There are a number of upgrades and configuration changes on-going so support work is spiking this week, which slows down CMM testing. This is exactly what makes predicting when large features will be ready very difficult. It's the nature of the business.

Speaking of unit testers, sangoma_mgd now has its own unit tester apparatus. A number of bugs got stomped this past December as a result of using it.

We caught and killed bugs in sangoma_mgd and ss7boost last week. In sangoma_mgd there was a case where a call ended and was not propogated to ISUP. In ss7boost we found that some sigboost messages from sangoma_mgd to ss7boost were not being properly entered in to the ISUP CDR log. Also in ss7boost we found that the "SMGRev-" prefix was not attached to inbound RDNIS strings in Asterisk/Callweaver. A new SMG release is out today that delivers the fixes - ftp://ftp.sangoma.com/linux/smg/smginstall-2008-01-21.tgz

Sunday, January 20, 2008

New Look for ss7box.com

ss7box.com has a slightly new look. It is designed for rapid maintenance and moving as a defense against web hosts that suddenly and unexpectedly terminate service. It is also designed for optimal use as a technical user manual since that is its primary purpose. The design is embedded in a cascading style sheet.

Wednesday, January 02, 2008

We are back on blogspot

The wiki experience was OK until the web host went out of business. All the material is written in tikiwiki format and stored in an SQL database. I know next to nothing about tikiwiki administration and SQL databases. I also found that not all web hosts provide tikiwiki.

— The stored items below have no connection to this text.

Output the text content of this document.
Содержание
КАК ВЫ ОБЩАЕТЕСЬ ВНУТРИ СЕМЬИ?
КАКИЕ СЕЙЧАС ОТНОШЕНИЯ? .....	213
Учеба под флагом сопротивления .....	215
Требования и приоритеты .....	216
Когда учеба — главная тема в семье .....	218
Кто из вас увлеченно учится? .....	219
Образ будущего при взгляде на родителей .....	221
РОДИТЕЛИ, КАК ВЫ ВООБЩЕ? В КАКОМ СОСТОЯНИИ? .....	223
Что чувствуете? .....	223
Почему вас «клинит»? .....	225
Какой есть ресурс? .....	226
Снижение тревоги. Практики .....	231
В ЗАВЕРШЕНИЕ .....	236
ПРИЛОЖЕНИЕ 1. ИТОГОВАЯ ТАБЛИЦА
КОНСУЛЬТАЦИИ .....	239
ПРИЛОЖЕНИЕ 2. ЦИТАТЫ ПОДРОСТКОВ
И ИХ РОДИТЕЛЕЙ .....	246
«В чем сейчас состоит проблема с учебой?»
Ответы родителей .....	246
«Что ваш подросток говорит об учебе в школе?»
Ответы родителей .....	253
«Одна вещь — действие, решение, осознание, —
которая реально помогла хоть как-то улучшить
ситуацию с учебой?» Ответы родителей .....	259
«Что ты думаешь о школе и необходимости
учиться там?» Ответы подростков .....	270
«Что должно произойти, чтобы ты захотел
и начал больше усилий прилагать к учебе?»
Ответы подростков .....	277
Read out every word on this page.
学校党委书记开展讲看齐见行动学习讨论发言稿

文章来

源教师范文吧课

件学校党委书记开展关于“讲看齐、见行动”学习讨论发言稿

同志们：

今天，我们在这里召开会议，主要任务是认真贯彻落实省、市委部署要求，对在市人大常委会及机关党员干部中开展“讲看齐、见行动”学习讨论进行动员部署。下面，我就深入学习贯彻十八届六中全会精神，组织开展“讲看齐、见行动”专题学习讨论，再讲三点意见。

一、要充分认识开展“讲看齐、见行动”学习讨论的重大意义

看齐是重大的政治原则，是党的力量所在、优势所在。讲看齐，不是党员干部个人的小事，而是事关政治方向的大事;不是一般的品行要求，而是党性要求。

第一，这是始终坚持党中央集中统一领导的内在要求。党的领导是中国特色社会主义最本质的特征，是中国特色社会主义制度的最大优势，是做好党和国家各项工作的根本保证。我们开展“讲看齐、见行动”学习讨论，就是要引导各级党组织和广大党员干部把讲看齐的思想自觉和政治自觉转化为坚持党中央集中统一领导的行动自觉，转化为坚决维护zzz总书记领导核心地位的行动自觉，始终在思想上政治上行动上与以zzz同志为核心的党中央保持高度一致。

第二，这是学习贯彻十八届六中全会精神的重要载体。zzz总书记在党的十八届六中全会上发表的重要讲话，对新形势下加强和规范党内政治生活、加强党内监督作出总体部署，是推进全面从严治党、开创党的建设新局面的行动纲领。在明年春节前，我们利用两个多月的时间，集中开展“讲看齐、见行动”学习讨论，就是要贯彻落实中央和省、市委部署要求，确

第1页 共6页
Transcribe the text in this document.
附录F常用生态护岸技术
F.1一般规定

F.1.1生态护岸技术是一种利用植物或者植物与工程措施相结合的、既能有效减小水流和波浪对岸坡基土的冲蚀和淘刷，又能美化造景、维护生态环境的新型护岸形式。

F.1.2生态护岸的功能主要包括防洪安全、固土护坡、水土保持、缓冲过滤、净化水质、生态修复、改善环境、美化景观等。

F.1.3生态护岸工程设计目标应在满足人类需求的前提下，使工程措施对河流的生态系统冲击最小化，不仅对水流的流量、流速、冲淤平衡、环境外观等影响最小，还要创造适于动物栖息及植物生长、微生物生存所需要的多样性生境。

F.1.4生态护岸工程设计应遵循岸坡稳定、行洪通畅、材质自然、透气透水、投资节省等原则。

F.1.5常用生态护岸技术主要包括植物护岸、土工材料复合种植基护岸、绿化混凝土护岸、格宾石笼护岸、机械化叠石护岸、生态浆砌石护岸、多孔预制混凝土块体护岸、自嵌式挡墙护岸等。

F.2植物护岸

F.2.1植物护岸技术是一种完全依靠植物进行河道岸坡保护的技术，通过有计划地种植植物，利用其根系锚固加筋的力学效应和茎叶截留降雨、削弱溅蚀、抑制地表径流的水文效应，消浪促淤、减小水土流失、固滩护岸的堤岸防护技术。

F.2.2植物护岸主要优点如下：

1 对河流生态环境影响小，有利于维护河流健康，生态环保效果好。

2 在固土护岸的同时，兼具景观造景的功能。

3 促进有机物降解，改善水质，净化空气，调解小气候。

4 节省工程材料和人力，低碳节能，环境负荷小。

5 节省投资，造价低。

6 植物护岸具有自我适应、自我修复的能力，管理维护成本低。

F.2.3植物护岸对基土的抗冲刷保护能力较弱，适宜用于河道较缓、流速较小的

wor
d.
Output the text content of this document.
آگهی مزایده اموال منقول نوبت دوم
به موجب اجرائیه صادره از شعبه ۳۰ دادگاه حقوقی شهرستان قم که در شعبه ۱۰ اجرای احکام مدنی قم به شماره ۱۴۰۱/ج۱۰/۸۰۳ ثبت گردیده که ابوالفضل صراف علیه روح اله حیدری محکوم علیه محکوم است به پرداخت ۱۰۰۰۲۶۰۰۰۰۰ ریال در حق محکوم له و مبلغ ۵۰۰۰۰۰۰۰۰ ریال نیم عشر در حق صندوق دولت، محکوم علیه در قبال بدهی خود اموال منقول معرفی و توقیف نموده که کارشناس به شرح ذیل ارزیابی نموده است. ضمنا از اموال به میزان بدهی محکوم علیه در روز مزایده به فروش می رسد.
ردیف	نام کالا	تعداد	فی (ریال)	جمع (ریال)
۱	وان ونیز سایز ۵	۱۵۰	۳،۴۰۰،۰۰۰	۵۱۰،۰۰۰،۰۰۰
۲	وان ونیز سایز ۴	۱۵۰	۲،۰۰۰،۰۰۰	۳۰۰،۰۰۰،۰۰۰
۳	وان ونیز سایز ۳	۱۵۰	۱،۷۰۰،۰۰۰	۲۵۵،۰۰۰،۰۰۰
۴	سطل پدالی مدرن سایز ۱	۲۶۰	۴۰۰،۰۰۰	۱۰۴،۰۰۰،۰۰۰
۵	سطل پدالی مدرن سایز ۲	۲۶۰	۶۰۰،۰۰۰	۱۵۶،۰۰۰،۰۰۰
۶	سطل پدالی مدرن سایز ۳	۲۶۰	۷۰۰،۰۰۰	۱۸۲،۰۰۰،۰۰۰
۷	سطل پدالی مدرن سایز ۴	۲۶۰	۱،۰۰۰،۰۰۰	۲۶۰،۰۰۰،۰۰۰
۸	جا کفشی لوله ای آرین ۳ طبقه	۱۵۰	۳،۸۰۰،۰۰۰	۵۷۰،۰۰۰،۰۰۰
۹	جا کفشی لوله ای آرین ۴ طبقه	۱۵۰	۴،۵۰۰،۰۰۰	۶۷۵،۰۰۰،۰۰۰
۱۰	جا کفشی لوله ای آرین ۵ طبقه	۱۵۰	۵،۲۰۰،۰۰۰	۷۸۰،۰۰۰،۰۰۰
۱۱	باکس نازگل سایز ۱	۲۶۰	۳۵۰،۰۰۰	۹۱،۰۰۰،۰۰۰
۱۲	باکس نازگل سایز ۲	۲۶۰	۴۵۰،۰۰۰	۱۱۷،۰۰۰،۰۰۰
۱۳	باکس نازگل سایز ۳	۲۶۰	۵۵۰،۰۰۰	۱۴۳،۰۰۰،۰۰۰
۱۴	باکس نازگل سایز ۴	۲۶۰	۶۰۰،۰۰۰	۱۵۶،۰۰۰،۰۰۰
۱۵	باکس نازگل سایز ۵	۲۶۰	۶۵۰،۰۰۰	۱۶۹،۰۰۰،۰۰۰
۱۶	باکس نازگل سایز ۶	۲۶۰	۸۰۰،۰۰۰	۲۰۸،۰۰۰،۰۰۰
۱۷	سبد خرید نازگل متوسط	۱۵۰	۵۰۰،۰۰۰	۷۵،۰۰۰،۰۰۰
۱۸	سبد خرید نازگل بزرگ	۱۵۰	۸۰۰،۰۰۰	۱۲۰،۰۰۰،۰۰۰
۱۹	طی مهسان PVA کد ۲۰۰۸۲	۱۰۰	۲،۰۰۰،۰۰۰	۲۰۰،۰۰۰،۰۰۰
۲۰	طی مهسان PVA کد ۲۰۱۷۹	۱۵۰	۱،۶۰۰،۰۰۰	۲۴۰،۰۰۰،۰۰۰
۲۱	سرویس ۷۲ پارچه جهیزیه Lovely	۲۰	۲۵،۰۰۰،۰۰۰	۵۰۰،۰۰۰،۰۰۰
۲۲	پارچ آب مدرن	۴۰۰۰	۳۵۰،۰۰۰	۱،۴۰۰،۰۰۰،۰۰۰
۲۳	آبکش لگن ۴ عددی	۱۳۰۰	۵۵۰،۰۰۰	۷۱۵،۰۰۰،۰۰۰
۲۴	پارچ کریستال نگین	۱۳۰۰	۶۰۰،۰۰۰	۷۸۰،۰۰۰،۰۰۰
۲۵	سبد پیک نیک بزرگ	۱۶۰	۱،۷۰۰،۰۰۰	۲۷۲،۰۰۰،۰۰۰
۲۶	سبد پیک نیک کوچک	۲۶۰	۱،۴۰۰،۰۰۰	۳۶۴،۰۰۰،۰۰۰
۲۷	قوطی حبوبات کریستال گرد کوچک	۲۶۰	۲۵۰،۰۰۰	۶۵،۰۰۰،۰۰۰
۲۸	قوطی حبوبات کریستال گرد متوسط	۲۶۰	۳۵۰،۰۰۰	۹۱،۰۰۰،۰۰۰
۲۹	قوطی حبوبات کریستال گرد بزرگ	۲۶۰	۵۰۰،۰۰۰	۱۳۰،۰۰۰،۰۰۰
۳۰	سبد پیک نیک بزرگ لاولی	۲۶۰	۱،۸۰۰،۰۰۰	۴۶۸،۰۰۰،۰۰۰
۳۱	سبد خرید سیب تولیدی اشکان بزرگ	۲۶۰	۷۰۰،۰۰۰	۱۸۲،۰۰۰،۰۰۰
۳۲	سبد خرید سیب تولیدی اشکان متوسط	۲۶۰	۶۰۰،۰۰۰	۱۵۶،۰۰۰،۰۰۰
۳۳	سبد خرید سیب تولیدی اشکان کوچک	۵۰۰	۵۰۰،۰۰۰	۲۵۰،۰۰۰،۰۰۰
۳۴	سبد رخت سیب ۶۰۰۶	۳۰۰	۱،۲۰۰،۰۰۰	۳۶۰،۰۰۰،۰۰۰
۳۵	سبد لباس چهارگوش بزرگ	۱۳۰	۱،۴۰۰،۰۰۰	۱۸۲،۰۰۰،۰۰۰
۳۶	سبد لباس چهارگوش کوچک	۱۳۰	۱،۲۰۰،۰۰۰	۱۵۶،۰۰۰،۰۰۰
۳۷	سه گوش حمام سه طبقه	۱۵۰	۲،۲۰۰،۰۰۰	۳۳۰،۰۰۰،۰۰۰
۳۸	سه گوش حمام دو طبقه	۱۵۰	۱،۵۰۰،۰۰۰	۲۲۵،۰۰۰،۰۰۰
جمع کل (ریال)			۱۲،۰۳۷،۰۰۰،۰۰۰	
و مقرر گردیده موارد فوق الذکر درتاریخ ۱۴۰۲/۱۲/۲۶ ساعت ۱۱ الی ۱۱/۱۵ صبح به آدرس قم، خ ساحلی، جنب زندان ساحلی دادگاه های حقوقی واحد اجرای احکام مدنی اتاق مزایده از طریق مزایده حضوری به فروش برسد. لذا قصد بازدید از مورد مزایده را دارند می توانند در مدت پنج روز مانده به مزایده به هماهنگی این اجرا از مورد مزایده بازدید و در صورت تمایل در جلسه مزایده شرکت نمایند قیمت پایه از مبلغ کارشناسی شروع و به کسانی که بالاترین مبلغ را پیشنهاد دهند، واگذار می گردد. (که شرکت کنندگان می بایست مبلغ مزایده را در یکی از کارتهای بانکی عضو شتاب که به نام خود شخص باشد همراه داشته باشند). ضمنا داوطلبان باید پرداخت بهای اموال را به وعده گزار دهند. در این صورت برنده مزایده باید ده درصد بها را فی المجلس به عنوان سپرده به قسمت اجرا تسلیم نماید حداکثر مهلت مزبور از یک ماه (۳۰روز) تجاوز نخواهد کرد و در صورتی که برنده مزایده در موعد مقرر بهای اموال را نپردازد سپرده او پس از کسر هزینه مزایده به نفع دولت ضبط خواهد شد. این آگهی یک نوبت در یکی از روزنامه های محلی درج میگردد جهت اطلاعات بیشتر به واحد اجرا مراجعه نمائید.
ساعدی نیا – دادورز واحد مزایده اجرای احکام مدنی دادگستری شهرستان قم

So, I revert to web 1.0. I will use HTML and docbook. The nice thing about docbook is that the same source will produce HTML or PDF. Since many ss7box users are charged per minute for Internet access, the wiki has not been the best documentation option for them. They are better served by downloading a PDF document that they can refer to repeatedly at no extra charge. Docbook is also a good system for porting content from one web host to another as they seem to be a transient.